The liquidity deficit of the banking system has widened in the last two months and is now estimated to be over ₹1 trillion. This has triggered demands that the Reserve Bank of India (RBI) should fix the current liquidity crisis. The argument is that the central bank is the lender of the last resort and, therefore, should leave no stone unturned in making money available in times of deficit.
Some of the demands were that RBI should provide funds to NBFCs through a dedicated window, buy more government bonds from the market to infuse money and even cut the cash reserve ratio.
But before we examine the solutions, here is a look at the problem first.
The leakage through cash, or in other words currency with the public, has grown 23% from a year ago. Another drain on the banking system’s liquidity is of credit growth far outstripping deposit growth. As of 9 November, credit had grown 14.9% from a year ago, while banks were able to mop up just 9.1% more deposits than they did a year ago. RBI’s own forex intervention has sucked out close to $18.7 billion (roughly ₹1.3 trillion) from the banking system between April and September.
Clearly, the stock of liquidity has ebbed and it is not at the neutral level envisaged by RBI. To that effect, the central bank needs to infuse funds into the banking system, which it has. RBI has infused ₹1.29 trillion into banks so far in the current fiscal year by buying government bonds from them. It has reiterated it would buy more, if needed.
By giving the option to borrow from its various repo tenders, RBI provides the necessary seat belt for banks for their daily manoeuvres on liquidity. It even gives long-tenure money through term repos. For durable liquidity, it takes sovereign bonds off the books of banks and gives them cash.
The current liquidity crisis is not just of stock, but also of flow. The blow to the sterling image of non-banking financial companies (NBFCs) has made them unworthy of credit in the eyes of banks. Capital markets are willing to lend, but the price of trust is steep here.
Thus, the flow of money from one agent to another has been blocked. At such times, the central bank can only prod the agents through incentives to restart the flow. It has done this by allowing banks to give partial credit enhancements to bond issuances of finance companies.

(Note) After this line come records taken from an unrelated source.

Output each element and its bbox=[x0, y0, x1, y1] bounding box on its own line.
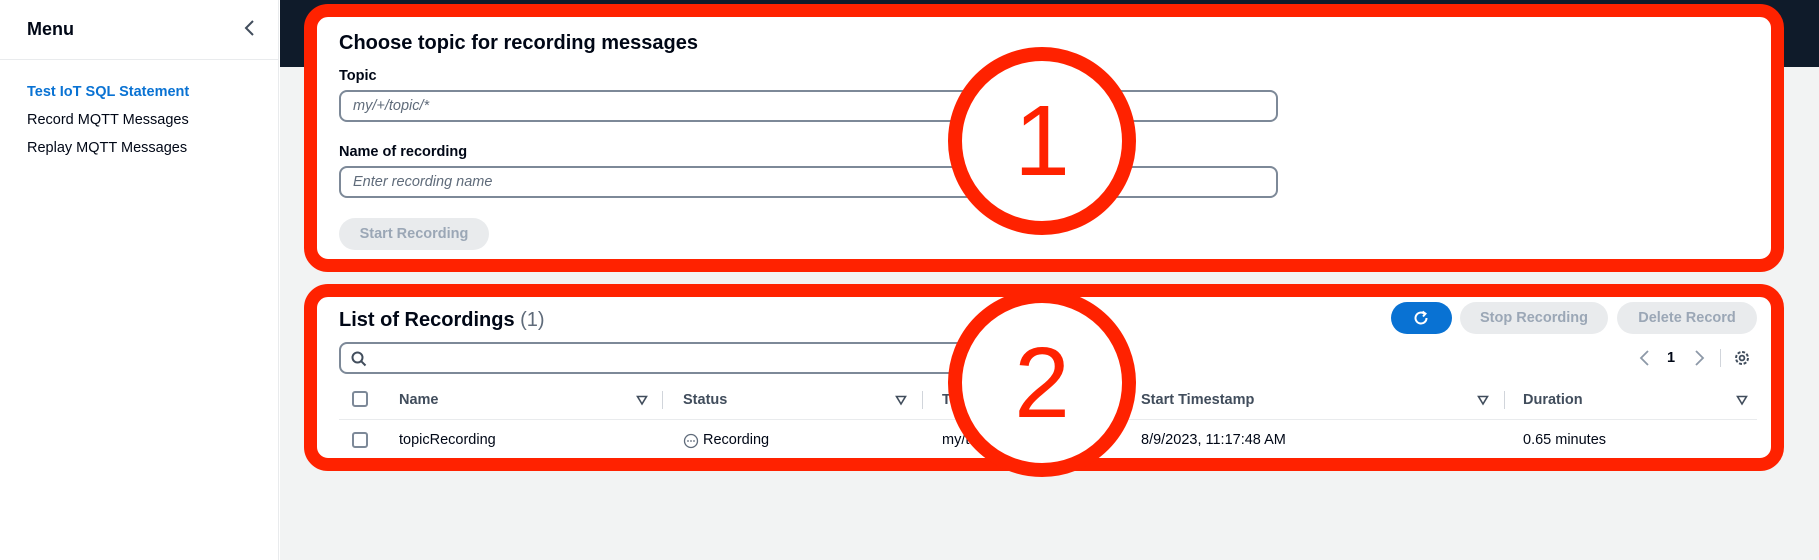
sort-caret-icon[interactable] bbox=[1736, 394, 1748, 406]
side-navigation: Menu Test IoT SQL Statement Record MQTT … bbox=[0, 0, 279, 560]
recordings-search-input[interactable] bbox=[339, 342, 989, 374]
recordings-title: List of Recordings (1) bbox=[339, 309, 545, 332]
settings-gear-icon[interactable] bbox=[1733, 349, 1751, 367]
topic-input[interactable] bbox=[339, 90, 1278, 122]
refresh-icon bbox=[1414, 310, 1428, 325]
sidebar-nav: Test IoT SQL Statement Record MQTT Messa… bbox=[27, 82, 189, 166]
column-header-status[interactable]: Status bbox=[683, 392, 727, 408]
table-cell-name: topicRecording bbox=[399, 432, 496, 448]
recordings-count: (1) bbox=[520, 309, 545, 331]
recordings-title-text: List of Recordings bbox=[339, 309, 515, 331]
column-header-start-timestamp[interactable]: Start Timestamp bbox=[1141, 392, 1254, 408]
column-header-name[interactable]: Name bbox=[399, 392, 439, 408]
sidebar-item-test-iot-sql[interactable]: Test IoT SQL Statement bbox=[27, 82, 189, 110]
column-divider bbox=[922, 391, 923, 409]
pagination-divider bbox=[1720, 349, 1721, 367]
start-recording-button[interactable]: Start Recording bbox=[339, 218, 489, 250]
record-section-title: Choose topic for recording messages bbox=[339, 32, 698, 54]
sidebar-title: Menu bbox=[27, 19, 74, 39]
recording-name-label: Name of recording bbox=[339, 144, 468, 160]
stop-recording-button[interactable]: Stop Recording bbox=[1460, 302, 1608, 334]
sidebar-item-replay-mqtt[interactable]: Replay MQTT Messages bbox=[27, 138, 189, 166]
column-header-duration[interactable]: Duration bbox=[1523, 392, 1583, 408]
row-select-checkbox[interactable] bbox=[352, 432, 368, 448]
select-all-checkbox[interactable] bbox=[352, 391, 368, 407]
delete-record-button[interactable]: Delete Record bbox=[1617, 302, 1757, 334]
table-cell-status: Recording bbox=[703, 432, 770, 448]
sidebar-item-record-mqtt[interactable]: Record MQTT Messages bbox=[27, 110, 189, 138]
topic-label: Topic bbox=[339, 68, 377, 84]
sort-caret-icon[interactable] bbox=[895, 394, 907, 406]
table-cell-duration: 0.65 minutes bbox=[1523, 432, 1607, 448]
column-divider bbox=[662, 391, 663, 409]
sort-caret-icon[interactable] bbox=[636, 394, 648, 406]
chevron-left-icon[interactable] bbox=[240, 18, 260, 38]
column-divider bbox=[1504, 391, 1505, 409]
annotation-marker-2: 2 bbox=[948, 289, 1136, 477]
status-in-progress-icon bbox=[683, 433, 699, 449]
pagination-next-icon[interactable] bbox=[1692, 349, 1706, 367]
refresh-button[interactable] bbox=[1391, 302, 1452, 334]
recording-name-input[interactable] bbox=[339, 166, 1278, 198]
table-cell-start-timestamp: 8/9/2023, 11:17:48 AM bbox=[1141, 432, 1286, 448]
annotation-marker-1: 1 bbox=[948, 47, 1136, 235]
sidebar-header: Menu bbox=[0, 0, 278, 60]
sort-caret-icon[interactable] bbox=[1477, 394, 1489, 406]
pagination-prev-icon[interactable] bbox=[1638, 349, 1652, 367]
pagination-page-number[interactable]: 1 bbox=[1667, 350, 1675, 366]
search-icon bbox=[351, 351, 367, 367]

While demands for doing more are not unusual, asking RBI to take on the credit risk of non-banks, by giving them a direct line to funds, would be akin to taking on the driver’s seat. Guaranteed money tends to manifest into slack risk assessments and it could be dangerous in this case. RBI is justified in allowing NBFCs to find their own feet in this liquidity crisis through discipline and consolidation.